Altro dettaglio: adesso dovremo utilizzare il software LG per winzoz per sincronizzare i dati sul cellulare. No, purtroppo non si può fare in altro modo. No, non si può proprio fare in altro modo. No, se si poteva fare in altro modo ti pare che facevo tutto sto casino?

Dicevo, dovremo utilizzare il software winzoz, e quindi bisognerà modificare il file in modo che abbia i newline in formato Dos invece che Mac. Questo si può fare con l’editor di testo free TextWrangler, che nella finestra di salvataggio file ha l’opzione di scegliere il tipo di newline (che ovviamente impostiamo su dos).

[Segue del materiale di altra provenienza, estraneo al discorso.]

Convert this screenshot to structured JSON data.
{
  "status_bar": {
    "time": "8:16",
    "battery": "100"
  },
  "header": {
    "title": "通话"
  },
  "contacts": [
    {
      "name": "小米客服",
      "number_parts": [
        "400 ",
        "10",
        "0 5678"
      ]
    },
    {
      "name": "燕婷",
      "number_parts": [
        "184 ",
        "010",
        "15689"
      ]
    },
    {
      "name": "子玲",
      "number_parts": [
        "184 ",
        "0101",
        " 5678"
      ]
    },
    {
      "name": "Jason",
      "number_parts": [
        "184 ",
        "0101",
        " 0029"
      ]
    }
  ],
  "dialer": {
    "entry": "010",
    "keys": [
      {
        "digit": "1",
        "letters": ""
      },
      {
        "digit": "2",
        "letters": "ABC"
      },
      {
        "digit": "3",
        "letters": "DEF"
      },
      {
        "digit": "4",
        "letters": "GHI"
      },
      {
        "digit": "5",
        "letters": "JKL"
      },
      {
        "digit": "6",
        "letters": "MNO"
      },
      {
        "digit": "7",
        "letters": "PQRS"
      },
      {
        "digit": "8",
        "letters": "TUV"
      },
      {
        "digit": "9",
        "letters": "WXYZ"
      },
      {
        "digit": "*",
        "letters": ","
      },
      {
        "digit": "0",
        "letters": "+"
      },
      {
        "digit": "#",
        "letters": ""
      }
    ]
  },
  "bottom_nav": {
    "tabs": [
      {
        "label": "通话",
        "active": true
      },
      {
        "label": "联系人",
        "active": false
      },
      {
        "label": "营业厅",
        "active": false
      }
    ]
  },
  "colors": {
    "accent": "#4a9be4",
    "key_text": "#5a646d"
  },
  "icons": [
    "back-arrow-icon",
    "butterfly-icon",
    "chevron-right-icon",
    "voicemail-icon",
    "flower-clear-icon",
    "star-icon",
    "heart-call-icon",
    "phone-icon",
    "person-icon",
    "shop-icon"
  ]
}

A questo punto il peggio è passato. Andiamo sulla nostra macchina winzoz (o avviamo la macchina virtuale), connettiamo il cellulare…

nb: il pessimo software lg spesso non riesce a connettersi al cellulare, anche con tutti i driver installati (io come impostazioni uso cavo USB e porta COM3). In questo caso la soluzione più rapida è andare in Pannello di Controllo, installazione Hardware e lanciare la scansione di ricerca di nuovo hardware; rileverà che il cellulare è correttamente installato, e da quel momento ricomincerà a funzionare tutto (fino al successivo riavvio, mah..).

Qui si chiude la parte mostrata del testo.